In recent months, former reporters and anchors say, the network has been used to serve the political agenda of its owner and founder, Sheik Hamad bin Khalifa al-Thani, the emir of Qatar, Der Spiegel reported Friday.
The network went on the air in 1996 with a stated goal of serving as an objective source of information in a world of censorship.
"Before the beginning of the Arab Spring, we were a voice for change, a platform for critics and political activists throughout the region," said Aktham Suliman, who worked at al-Jazeera's office in Berlin. "Now, al-Jazeera has become a propaganda broadcaster."
Another former correspondent said decisions at the network were no longer based "on journalistic priorities, but rather on the interests of the Foreign Ministry of Qatar."
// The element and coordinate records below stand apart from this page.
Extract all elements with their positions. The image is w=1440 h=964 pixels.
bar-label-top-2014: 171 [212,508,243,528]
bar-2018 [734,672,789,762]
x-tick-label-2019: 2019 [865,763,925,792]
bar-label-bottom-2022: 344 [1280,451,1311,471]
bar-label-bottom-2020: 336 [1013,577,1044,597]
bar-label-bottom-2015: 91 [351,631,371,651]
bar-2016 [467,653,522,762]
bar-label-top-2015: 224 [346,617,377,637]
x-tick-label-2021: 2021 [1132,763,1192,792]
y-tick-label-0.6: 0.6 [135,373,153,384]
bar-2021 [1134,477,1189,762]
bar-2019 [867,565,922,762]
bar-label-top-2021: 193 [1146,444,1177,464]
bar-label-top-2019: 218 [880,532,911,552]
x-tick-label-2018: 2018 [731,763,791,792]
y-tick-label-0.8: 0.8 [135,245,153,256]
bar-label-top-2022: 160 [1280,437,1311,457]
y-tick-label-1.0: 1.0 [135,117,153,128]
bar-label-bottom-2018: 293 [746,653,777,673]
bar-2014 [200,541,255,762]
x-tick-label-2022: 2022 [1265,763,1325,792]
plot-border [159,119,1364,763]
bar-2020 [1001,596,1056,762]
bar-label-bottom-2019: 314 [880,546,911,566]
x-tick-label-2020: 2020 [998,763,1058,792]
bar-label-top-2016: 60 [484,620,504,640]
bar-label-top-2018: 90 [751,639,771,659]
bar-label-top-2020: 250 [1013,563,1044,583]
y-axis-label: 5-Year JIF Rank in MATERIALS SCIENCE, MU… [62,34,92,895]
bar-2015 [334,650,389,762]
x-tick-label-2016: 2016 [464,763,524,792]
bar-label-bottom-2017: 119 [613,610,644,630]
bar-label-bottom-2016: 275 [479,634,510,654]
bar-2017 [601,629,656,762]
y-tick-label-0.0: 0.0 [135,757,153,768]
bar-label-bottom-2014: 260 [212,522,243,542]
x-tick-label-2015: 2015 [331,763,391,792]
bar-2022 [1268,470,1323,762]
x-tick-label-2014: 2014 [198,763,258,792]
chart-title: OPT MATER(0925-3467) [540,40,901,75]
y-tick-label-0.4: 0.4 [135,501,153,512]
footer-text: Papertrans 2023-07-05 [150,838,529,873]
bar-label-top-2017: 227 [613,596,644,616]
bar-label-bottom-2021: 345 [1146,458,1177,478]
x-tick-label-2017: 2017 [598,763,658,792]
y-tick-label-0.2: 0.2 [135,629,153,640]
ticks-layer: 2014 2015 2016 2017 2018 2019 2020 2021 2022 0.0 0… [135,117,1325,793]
The network ignored mass protests against the Bahraini government, an ally of the emir, the journalists said. In Syria, where Qatar supports the opposition to President Bashar Assad, al-Jazeera favors the rebels.
And then there is the attitude al-Jazeera appears to have about some of its journalists. A sniper in Syria recently killed a person who worked part-time for the network. Although it is standard practice for networks to provide bulletproof vests to its reporters working in combat situations, al-Jazeera had declined to do so after saying it would.
"If a differentiation is no longer made between activists and journalists, then that poses a danger to everyone," Suliman said.
The resignations by al-Jazeera journalists in cities such as Paris, London, Moscow, Beirut and Cairo came as the network paid $500 million for Current TV in a gamble to enter the U.S. market.